LD: My first venue ever was a private gallery in the home of an art collector, and it was a very fortunate connection that was through my publicist that I could arrange the space. We weren't expecting a massive turnout, so we weren't concerned about having a ton of space. That was really great because it was really intimate and people could come and really view the work. Since then, I've always shown at either Pier 59 or Industria, because, to me, not only is the space important, but its proximity to other shows is important when you're a young designer.
It was great to have the blank space to work with because it’s a photo studio, but more than anything, we were concerned about getting people there, and thus we showed kind of in the Meatpacking District. This season, I did not show in the Meatpacking District, though. I showed at South Street Seaport, which I had arranged before I even knew Tommy was showing down there. I have to say, it's kind of liberating to do what you feel is best, so it was really nice to show in the space I showed and not being limited to photo studio space.
Does it get easier to put on shows the more you do it?
LD: I really feel like it's season to season and pretty economy-centric, to be honest. As the economy gets bad, the sponsorship dollars disappear immediately, then obviously, it's harder to put on a show because the average space you can rent is about $15,000 for three hours. Without sponsorship money, as an independent designer, it's almost impossible to show in a bad economic climate.
Lindsay, you traditionally do presentations, whereas Rushemy, your first show was a runway show. What are the differences and why do you guys prefer one over the other?
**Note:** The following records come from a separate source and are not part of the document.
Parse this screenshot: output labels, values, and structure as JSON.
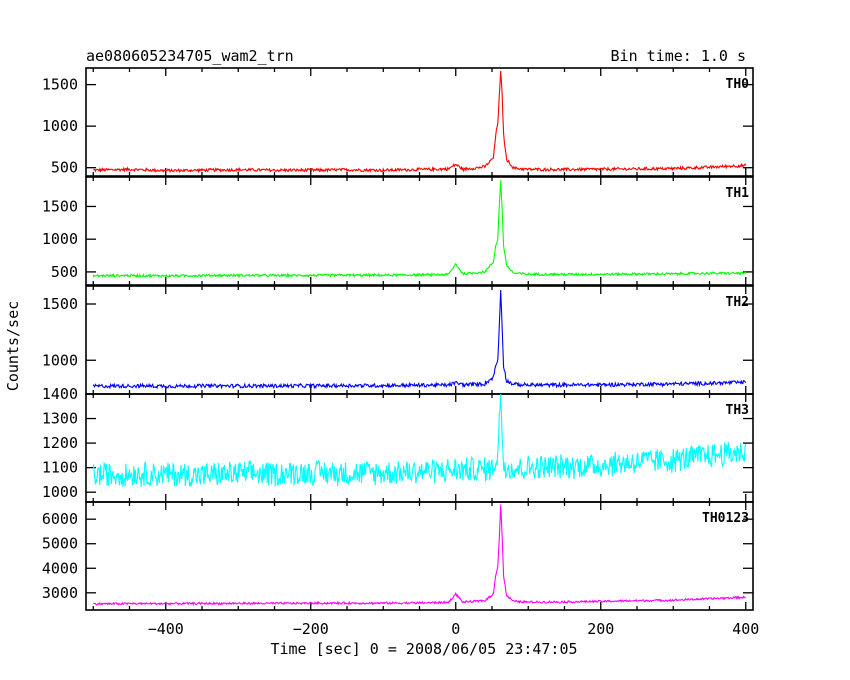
{
  "chart_data": {
    "type": "line",
    "title": "ae080605234705_wam2_trn",
    "subtitle": "Bin time: 1.0 s",
    "xlabel": "Time [sec] 0 = 2008/06/05 23:47:05",
    "ylabel": "Counts/sec",
    "xlim": [
      -510,
      410
    ],
    "xticks": [
      -400,
      -200,
      0,
      200,
      400
    ],
    "xtick_labels": [
      "−400",
      "−200",
      "0",
      "200",
      "400"
    ],
    "grid": false,
    "panels": [
      {
        "name": "TH0",
        "color": "#ff0000",
        "ylim": [
          400,
          1700
        ],
        "yticks": [
          500,
          1000,
          1500
        ],
        "yticklabels": [
          "500",
          "1000",
          "1500"
        ],
        "points": [
          [
            -500,
            470
          ],
          [
            -450,
            480
          ],
          [
            -400,
            465
          ],
          [
            -350,
            470
          ],
          [
            -300,
            475
          ],
          [
            -250,
            470
          ],
          [
            -200,
            470
          ],
          [
            -150,
            475
          ],
          [
            -100,
            470
          ],
          [
            -50,
            478
          ],
          [
            -10,
            485
          ],
          [
            0,
            540
          ],
          [
            10,
            480
          ],
          [
            40,
            510
          ],
          [
            52,
            620
          ],
          [
            55,
            880
          ],
          [
            58,
            1050
          ],
          [
            60,
            1350
          ],
          [
            62,
            1650
          ],
          [
            64,
            1380
          ],
          [
            66,
            900
          ],
          [
            70,
            600
          ],
          [
            80,
            495
          ],
          [
            100,
            480
          ],
          [
            150,
            478
          ],
          [
            200,
            482
          ],
          [
            250,
            485
          ],
          [
            300,
            490
          ],
          [
            350,
            505
          ],
          [
            380,
            520
          ],
          [
            400,
            525
          ]
        ]
      },
      {
        "name": "TH1",
        "color": "#00ff00",
        "ylim": [
          300,
          1950
        ],
        "yticks": [
          500,
          1000,
          1500
        ],
        "yticklabels": [
          "500",
          "1000",
          "1500"
        ],
        "points": [
          [
            -500,
            440
          ],
          [
            -450,
            445
          ],
          [
            -400,
            440
          ],
          [
            -350,
            445
          ],
          [
            -300,
            448
          ],
          [
            -250,
            445
          ],
          [
            -200,
            448
          ],
          [
            -150,
            450
          ],
          [
            -100,
            450
          ],
          [
            -50,
            455
          ],
          [
            -10,
            460
          ],
          [
            0,
            620
          ],
          [
            10,
            470
          ],
          [
            40,
            500
          ],
          [
            52,
            650
          ],
          [
            55,
            900
          ],
          [
            58,
            1000
          ],
          [
            60,
            1500
          ],
          [
            62,
            1900
          ],
          [
            64,
            1450
          ],
          [
            66,
            900
          ],
          [
            70,
            600
          ],
          [
            80,
            480
          ],
          [
            100,
            465
          ],
          [
            150,
            462
          ],
          [
            200,
            465
          ],
          [
            250,
            468
          ],
          [
            300,
            470
          ],
          [
            350,
            480
          ],
          [
            400,
            480
          ]
        ]
      },
      {
        "name": "TH2",
        "color": "#0000ff",
        "ylim": [
          700,
          1660
        ],
        "yticks": [
          1000,
          1500
        ],
        "yticklabels": [
          "1000",
          "1500"
        ],
        "points": [
          [
            -500,
            770
          ],
          [
            -450,
            772
          ],
          [
            -400,
            770
          ],
          [
            -350,
            772
          ],
          [
            -300,
            772
          ],
          [
            -250,
            772
          ],
          [
            -200,
            773
          ],
          [
            -150,
            775
          ],
          [
            -100,
            775
          ],
          [
            -50,
            778
          ],
          [
            -10,
            780
          ],
          [
            0,
            800
          ],
          [
            10,
            782
          ],
          [
            40,
            790
          ],
          [
            52,
            850
          ],
          [
            55,
            950
          ],
          [
            58,
            1000
          ],
          [
            60,
            1300
          ],
          [
            62,
            1620
          ],
          [
            64,
            1300
          ],
          [
            66,
            950
          ],
          [
            70,
            820
          ],
          [
            80,
            785
          ],
          [
            100,
            780
          ],
          [
            150,
            780
          ],
          [
            200,
            782
          ],
          [
            250,
            786
          ],
          [
            300,
            790
          ],
          [
            350,
            795
          ],
          [
            400,
            805
          ]
        ]
      },
      {
        "name": "TH3",
        "color": "#00ffff",
        "ylim": [
          960,
          1400
        ],
        "yticks": [
          1000,
          1100,
          1200,
          1300,
          1400
        ],
        "yticklabels": [
          "1000",
          "1100",
          "1200",
          "1300",
          "1400"
        ],
        "points": [
          [
            -500,
            1070
          ],
          [
            -450,
            1075
          ],
          [
            -400,
            1072
          ],
          [
            -350,
            1070
          ],
          [
            -300,
            1075
          ],
          [
            -250,
            1075
          ],
          [
            -200,
            1080
          ],
          [
            -150,
            1078
          ],
          [
            -100,
            1080
          ],
          [
            -50,
            1085
          ],
          [
            0,
            1090
          ],
          [
            50,
            1095
          ],
          [
            58,
            1150
          ],
          [
            60,
            1300
          ],
          [
            62,
            1400
          ],
          [
            64,
            1250
          ],
          [
            66,
            1110
          ],
          [
            80,
            1095
          ],
          [
            100,
            1100
          ],
          [
            150,
            1105
          ],
          [
            200,
            1110
          ],
          [
            250,
            1125
          ],
          [
            300,
            1130
          ],
          [
            350,
            1150
          ],
          [
            400,
            1165
          ]
        ]
      },
      {
        "name": "TH0123",
        "color": "#ff00ff",
        "ylim": [
          2300,
          6700
        ],
        "yticks": [
          3000,
          4000,
          5000,
          6000
        ],
        "yticklabels": [
          "3000",
          "4000",
          "5000",
          "6000"
        ],
        "points": [
          [
            -500,
            2550
          ],
          [
            -450,
            2560
          ],
          [
            -400,
            2560
          ],
          [
            -350,
            2565
          ],
          [
            -300,
            2570
          ],
          [
            -250,
            2570
          ],
          [
            -200,
            2575
          ],
          [
            -150,
            2580
          ],
          [
            -100,
            2580
          ],
          [
            -50,
            2590
          ],
          [
            -10,
            2610
          ],
          [
            0,
            2950
          ],
          [
            10,
            2620
          ],
          [
            40,
            2680
          ],
          [
            52,
            2950
          ],
          [
            55,
            3700
          ],
          [
            58,
            4100
          ],
          [
            60,
            5200
          ],
          [
            62,
            6600
          ],
          [
            64,
            5300
          ],
          [
            66,
            3700
          ],
          [
            70,
            2900
          ],
          [
            80,
            2650
          ],
          [
            100,
            2620
          ],
          [
            150,
            2630
          ],
          [
            200,
            2650
          ],
          [
            250,
            2680
          ],
          [
            300,
            2700
          ],
          [
            350,
            2760
          ],
          [
            400,
            2820
          ]
        ]
      }
    ]
  }
}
LD: For me, I prefer presentation because if I'm going to pay that much for a space, I want people to be able to look at it for the full hour that I'm allotted. To me, I just spent so much money and I want the people to have a moment to take a look at all of the small details that I just put into the collection. Also, I like to really create a set and an atmosphere where the viewer walks in and feels like it doesn't matter what they were feeling before they walked in, but they have a whole new mentality when they walk into a space that has a feeling, so that's why I do presentations.
RB: I would like doing a presentation and I'm very open to that. For me, now, the runway is terrific because you create a brief moment and it's like you're creating it for a few minutes, and then it's gone. Then you have this curiosity about it. You’re going to think about it, philosophize about it. You want to know more about it, you want to feel more about it. I've never done a presentation, but I'm sure I will do it someday. For now, I only do runway and I really like it. I have no negative feelings about it.
Rushemy, is there anything you want to ask Lindsay?
RB:You do your presentations on your own, right?
RB: Where did you start? How long have you been an independent designer, and how did you get to this point all by yourself? Because I think it’s great.
LD: Thank you! This is my eighth season. I just looked back and saw that, and, oh my god, I can't believe it's season number eight! I've always done it alone, so I don't know any better; I assume that it would be way easier if I did not do it alone. I'm always looking for a business partner, I haven't found one yet, but ideally the end goal would be to do it with a partner. The question being, "How did I do it alone?" I just wanted to do it, so I figured out how to do it and I think that's a really important attitude.